I'm looking forward to buying a camera, budget is 10k.

Camera will be mostly used to shoot outdoors, sturdy camera preferred as I'll be using it while backpacking, local trains, dusty off roads, damp forests etc.

The Nikon Coolpix L830 is available for Rs10578 at PayTM, is that a good deal? 

New to photography, no knowledge, so don't have any brand or type preferences.


----------



## TheHumanBot (Jan 8, 2015)

i will suggest you to wait save some more money at least 25k this 10k cameras are not that good but as you said you are new and want to try first then check out Canon PowerShot SX400


----------



## nac (Jan 8, 2015)

OP,
If you're not in a hurry, wait for about a month. They started announcing cameras, you will get older models cheaper or you can get a latest model.


----------



## mitraark (Jan 12, 2015)

Is it.going to be worth the wait? I am looking at Canon SX520, it's 11.5k online, some.days ago.it was selling at 10k


----------



## nac (Jan 12, 2015)

Yes. But surprisingly the no. of models announced so far is very low comparing to previous years. Hoping they will announce around CP+ in Feb 2nd week. Most likely there will be a big drop in no. of models this year too.

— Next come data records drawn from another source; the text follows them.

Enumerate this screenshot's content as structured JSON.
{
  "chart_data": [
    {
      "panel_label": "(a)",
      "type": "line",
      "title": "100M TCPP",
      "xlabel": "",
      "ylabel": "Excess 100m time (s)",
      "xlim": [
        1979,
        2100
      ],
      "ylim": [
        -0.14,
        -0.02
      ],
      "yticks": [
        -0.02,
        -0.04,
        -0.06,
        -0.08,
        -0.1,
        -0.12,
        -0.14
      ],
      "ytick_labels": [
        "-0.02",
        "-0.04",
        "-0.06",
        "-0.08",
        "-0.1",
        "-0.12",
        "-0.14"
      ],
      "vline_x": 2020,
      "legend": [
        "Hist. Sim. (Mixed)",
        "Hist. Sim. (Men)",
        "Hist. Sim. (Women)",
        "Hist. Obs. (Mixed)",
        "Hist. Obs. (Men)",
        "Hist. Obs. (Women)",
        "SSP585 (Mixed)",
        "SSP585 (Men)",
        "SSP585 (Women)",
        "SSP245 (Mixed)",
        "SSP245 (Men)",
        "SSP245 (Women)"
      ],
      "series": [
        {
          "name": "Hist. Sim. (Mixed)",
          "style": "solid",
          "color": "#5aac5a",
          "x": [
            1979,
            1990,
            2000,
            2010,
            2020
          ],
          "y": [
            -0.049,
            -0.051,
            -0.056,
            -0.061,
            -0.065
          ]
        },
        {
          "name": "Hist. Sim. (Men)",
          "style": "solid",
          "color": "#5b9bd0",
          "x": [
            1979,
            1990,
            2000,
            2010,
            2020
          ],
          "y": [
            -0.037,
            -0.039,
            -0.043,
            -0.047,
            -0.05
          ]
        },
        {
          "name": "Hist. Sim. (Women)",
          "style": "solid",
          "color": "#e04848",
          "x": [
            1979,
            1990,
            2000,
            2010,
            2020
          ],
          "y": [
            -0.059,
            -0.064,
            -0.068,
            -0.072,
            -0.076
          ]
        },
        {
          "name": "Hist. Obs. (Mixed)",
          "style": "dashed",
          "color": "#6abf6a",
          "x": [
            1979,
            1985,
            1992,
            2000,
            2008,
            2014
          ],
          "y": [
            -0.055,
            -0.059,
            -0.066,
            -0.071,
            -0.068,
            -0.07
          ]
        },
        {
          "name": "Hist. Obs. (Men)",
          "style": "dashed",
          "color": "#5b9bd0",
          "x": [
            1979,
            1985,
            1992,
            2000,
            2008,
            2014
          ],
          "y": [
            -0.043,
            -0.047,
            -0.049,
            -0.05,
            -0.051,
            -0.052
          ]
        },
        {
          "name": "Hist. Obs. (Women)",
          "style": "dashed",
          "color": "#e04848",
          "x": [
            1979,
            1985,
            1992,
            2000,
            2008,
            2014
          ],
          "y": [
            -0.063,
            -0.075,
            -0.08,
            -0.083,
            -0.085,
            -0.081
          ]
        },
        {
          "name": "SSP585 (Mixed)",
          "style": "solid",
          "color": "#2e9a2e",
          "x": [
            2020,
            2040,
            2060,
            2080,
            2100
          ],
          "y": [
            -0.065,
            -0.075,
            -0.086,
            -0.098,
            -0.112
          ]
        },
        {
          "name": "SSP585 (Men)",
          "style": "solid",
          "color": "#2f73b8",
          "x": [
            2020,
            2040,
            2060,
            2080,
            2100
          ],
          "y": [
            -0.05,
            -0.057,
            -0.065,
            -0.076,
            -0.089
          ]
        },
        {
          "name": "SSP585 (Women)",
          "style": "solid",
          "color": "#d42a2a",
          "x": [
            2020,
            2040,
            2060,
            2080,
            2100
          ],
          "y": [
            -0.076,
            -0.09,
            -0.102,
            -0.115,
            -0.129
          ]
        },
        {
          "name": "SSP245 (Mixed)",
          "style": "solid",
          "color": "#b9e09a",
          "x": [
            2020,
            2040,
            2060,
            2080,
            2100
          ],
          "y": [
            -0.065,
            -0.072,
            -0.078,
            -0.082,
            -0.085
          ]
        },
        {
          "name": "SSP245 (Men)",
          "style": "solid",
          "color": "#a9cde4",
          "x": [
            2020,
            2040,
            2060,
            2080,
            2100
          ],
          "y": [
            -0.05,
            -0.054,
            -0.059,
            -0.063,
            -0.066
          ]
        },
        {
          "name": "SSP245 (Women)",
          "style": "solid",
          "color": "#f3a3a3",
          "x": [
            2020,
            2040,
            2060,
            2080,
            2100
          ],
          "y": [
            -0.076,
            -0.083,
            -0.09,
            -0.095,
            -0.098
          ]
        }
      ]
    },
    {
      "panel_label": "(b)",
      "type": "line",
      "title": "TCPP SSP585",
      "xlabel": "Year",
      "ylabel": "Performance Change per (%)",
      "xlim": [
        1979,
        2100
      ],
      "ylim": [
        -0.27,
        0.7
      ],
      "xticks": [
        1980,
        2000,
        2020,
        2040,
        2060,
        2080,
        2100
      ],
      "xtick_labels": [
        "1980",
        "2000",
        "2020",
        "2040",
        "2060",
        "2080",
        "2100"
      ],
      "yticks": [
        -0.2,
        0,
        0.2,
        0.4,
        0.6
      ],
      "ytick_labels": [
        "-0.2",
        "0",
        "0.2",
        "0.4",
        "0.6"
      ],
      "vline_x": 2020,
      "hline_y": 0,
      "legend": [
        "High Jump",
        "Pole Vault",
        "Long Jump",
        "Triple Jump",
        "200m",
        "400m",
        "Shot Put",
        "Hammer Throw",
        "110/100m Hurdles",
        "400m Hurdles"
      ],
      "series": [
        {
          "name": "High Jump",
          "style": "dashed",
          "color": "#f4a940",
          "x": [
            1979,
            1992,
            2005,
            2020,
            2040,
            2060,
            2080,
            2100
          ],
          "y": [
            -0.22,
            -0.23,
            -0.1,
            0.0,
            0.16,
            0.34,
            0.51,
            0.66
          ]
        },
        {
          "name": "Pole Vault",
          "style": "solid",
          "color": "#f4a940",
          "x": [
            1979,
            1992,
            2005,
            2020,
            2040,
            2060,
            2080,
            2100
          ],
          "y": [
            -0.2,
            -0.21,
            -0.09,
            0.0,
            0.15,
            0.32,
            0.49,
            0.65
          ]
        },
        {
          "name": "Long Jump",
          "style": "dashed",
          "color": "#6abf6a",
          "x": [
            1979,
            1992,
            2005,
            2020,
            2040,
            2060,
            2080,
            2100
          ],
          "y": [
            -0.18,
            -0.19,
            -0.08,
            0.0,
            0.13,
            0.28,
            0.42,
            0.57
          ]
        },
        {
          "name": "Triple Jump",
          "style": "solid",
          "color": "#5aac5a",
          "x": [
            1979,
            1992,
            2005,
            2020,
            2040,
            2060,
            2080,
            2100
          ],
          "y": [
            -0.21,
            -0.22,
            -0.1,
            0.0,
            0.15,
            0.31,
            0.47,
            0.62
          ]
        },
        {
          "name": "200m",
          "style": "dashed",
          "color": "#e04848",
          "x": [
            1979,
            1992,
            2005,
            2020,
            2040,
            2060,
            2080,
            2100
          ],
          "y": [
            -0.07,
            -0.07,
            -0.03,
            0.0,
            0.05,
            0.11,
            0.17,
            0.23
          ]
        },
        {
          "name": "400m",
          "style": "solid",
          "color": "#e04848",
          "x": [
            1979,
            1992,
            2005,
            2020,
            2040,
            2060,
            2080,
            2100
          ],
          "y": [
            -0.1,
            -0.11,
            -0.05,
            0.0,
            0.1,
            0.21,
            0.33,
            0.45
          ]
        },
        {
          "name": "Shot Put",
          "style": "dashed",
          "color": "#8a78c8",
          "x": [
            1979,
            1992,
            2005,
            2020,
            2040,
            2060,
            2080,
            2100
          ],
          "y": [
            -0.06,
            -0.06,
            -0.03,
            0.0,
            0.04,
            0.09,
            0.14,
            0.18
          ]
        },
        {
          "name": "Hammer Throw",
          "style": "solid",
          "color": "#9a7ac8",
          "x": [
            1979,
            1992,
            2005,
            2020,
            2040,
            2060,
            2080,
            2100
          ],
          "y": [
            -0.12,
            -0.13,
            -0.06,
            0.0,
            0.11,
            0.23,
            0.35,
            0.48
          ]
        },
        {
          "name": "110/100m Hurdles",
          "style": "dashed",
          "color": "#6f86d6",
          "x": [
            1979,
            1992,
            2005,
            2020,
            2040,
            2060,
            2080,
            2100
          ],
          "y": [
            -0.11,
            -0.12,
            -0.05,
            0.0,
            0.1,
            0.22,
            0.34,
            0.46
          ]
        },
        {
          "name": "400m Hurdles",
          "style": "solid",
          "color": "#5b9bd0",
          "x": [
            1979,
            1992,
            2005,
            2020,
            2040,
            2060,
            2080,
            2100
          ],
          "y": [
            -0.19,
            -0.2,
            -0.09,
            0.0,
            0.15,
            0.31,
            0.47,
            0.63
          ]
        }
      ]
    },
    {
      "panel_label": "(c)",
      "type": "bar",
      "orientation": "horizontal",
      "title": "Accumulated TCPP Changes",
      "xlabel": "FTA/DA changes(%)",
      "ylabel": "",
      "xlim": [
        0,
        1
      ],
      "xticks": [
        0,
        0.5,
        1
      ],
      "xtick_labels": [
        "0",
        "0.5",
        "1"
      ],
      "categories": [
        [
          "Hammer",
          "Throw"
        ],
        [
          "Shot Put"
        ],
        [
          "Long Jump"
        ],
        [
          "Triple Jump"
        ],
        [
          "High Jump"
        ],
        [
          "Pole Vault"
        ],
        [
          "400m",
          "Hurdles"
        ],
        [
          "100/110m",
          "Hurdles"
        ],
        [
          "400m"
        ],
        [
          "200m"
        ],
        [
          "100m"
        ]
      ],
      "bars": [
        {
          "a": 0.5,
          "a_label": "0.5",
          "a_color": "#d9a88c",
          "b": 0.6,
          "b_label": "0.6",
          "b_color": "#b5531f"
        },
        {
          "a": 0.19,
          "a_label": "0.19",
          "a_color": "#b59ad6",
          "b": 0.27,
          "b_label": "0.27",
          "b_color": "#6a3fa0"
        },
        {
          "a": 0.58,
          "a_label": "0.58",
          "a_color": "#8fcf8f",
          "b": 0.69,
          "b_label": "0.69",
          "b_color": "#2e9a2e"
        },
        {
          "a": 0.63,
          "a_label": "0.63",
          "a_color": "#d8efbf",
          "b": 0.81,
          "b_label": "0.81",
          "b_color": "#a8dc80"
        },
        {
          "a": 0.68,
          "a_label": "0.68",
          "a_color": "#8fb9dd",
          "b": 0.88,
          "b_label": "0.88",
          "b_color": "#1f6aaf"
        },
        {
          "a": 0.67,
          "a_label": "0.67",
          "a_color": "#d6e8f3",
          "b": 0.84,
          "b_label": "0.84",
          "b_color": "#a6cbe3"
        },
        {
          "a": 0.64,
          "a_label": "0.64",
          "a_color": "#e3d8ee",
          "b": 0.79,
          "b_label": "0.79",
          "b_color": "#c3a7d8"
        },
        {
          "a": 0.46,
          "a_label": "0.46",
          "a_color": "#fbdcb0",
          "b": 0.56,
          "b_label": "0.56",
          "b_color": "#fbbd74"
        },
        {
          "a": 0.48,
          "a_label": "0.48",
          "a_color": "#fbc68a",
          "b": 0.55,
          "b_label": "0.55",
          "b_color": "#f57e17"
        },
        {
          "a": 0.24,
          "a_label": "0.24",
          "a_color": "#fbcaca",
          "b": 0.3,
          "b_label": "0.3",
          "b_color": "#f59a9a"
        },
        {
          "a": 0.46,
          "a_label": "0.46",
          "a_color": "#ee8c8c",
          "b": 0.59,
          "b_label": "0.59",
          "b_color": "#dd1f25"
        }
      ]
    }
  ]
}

If you're ok with SX520, go ahead. I don't think there will be any more price cut for SX520 when SX530 gets launched.


----------



## nishkotra (Jan 23, 2015)

*Sony Cybershot DSC-WX60* has to be the first choice 

Equipped with a Carl Zeiss Vario-Tessar lens, the snapper has 8x optical zoom, and is said to be good with low-light shots. The camera can record 1080p HD video, and packs in a Micro USB as well as mini HDMI ports. It offers several shooting modes including panorama, HDR, miniature effect, toy camera, illustration, selective colour effect, 3D, and background defocus effect among others. For a street price of Rs 9000, this camera is quite compact and a good buy.


----------



## $hadow (Jan 23, 2015)

Yeah sx520 has already got a good amount of price cut.


----------